You're stuck in “the zone where you don’t know what you don’t know.”
Pro tip: Don’t ask SMEs to write the content. Ask for voice notes, annotated slides, or diagrams—low effort, high fidelity.
Lean on AI when:
You need a first draft or outline to get unstuck fast.
You're dealing with generic or foundational topics, like onboarding or safety protocols.
You want multiple versions—e.g., an analogy, a summary, a quiz, or a checklist.
You need help refining SME input that’s too dense or technical.
You’re filling in minor knowledge gaps—like “what is a load balancer?” or “difference between API and SDK?”

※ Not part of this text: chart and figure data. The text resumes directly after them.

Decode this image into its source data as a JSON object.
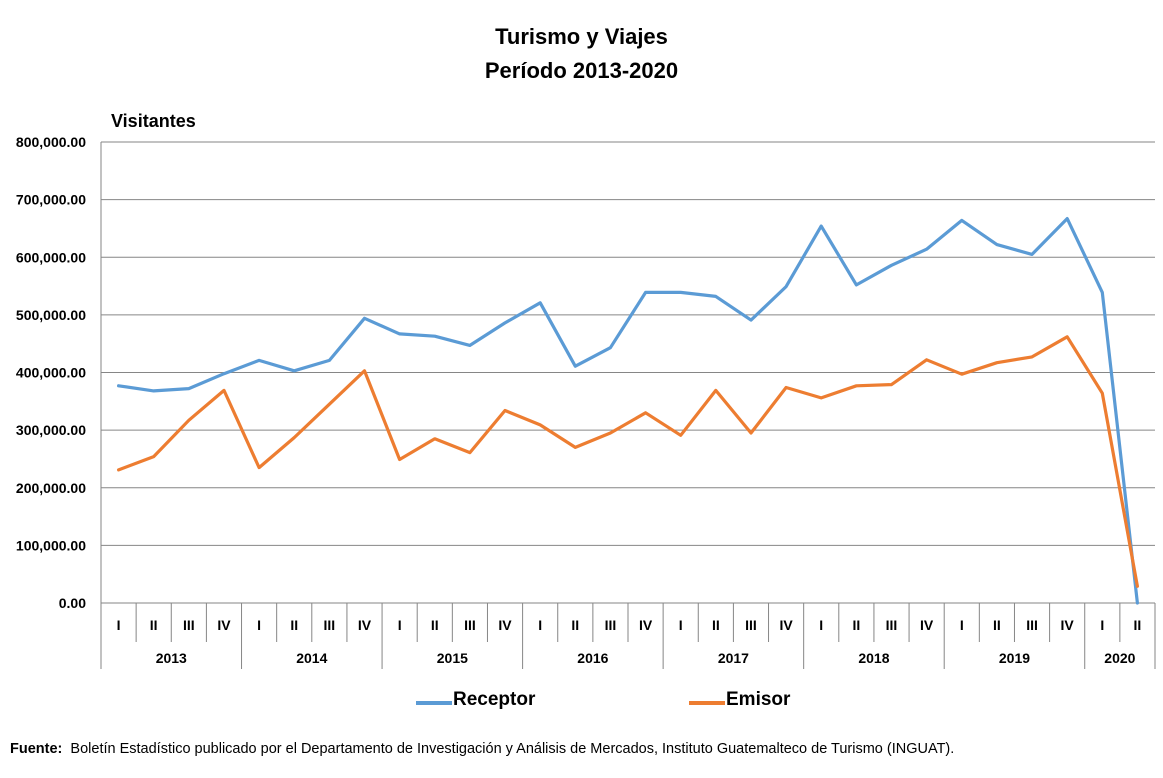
{
  "chart_data": {
    "type": "line",
    "title": "Turismo y Viajes",
    "subtitle": "Período 2013-2020",
    "ylabel": "Visitantes",
    "xlabel": "",
    "ylim": [
      0,
      800000
    ],
    "yticks": [
      "0.00",
      "100,000.00",
      "200,000.00",
      "300,000.00",
      "400,000.00",
      "500,000.00",
      "600,000.00",
      "700,000.00",
      "800,000.00"
    ],
    "grid": true,
    "legend_position": "bottom",
    "quarter_labels": [
      "I",
      "II",
      "III",
      "IV",
      "I",
      "II",
      "III",
      "IV",
      "I",
      "II",
      "III",
      "IV",
      "I",
      "II",
      "III",
      "IV",
      "I",
      "II",
      "III",
      "IV",
      "I",
      "II",
      "III",
      "IV",
      "I",
      "II",
      "III",
      "IV",
      "I",
      "II"
    ],
    "years": [
      {
        "label": "2013",
        "quarters": 4
      },
      {
        "label": "2014",
        "quarters": 4
      },
      {
        "label": "2015",
        "quarters": 4
      },
      {
        "label": "2016",
        "quarters": 4
      },
      {
        "label": "2017",
        "quarters": 4
      },
      {
        "label": "2018",
        "quarters": 4
      },
      {
        "label": "2019",
        "quarters": 4
      },
      {
        "label": "2020",
        "quarters": 2
      }
    ],
    "series": [
      {
        "name": "Receptor",
        "color": "#5b9bd5",
        "values": [
          377000,
          368000,
          372000,
          398000,
          421000,
          403000,
          421000,
          494000,
          467000,
          463000,
          447000,
          486000,
          521000,
          411000,
          443000,
          539000,
          539000,
          532000,
          491000,
          549000,
          654000,
          552000,
          586000,
          614000,
          664000,
          622000,
          605000,
          667000,
          539000,
          0
        ]
      },
      {
        "name": "Emisor",
        "color": "#ed7d31",
        "values": [
          231000,
          254000,
          317000,
          369000,
          235000,
          287000,
          345000,
          403000,
          249000,
          285000,
          261000,
          334000,
          309000,
          270000,
          295000,
          330000,
          291000,
          369000,
          295000,
          374000,
          356000,
          377000,
          379000,
          422000,
          397000,
          417000,
          427000,
          462000,
          364000,
          29000
        ]
      }
    ]
  },
  "source": {
    "label": "Fuente:",
    "text": "Boletín Estadístico publicado por el Departamento de Investigación y Análisis de Mercados, Instituto Guatemalteco de Turismo (INGUAT)."
  }
}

As Lane Hannah from Vodafone noted:
“We now have even quicker access to that knowledge and a way of … having it curated for you.” (chameleoncreator.com)
Pro tip: Use AI to amplify your thinking—not replace your consult. AI should support, not substitute, your judgment.
Start with AI to create an outline, storyboard, or draft.
Share it with a SME—ask, “What’s wrong or missing here?”
Refine the input using SME feedback plus your instructional design skills.
Return to AI for alternate formats—quizzes, metaphors, simplified versions.
Melissa Crawford offers valuable perspective on AI’s broader role:
“In the long term, you'll see individuals lean into using AI as a personal assistant on steroids... one AI assistant that links them all, coaches and supports them.” (chameleoncreator.com)
But she also warns:
“My main concern is data ... data captured for one purpose is used for another without a person realising.” (chameleoncreator.com)
That’s why ethical design matters: AI should augment learning, not create new risks. Always vet for bias, privacy, and transparency.
You're not replacing humans by using AI. You're maximising your impact.
A skilled learning designer knows when to bring in SMEs, when to trust AI, and how to bridge the two. That’s not just efficiency—it’s craft.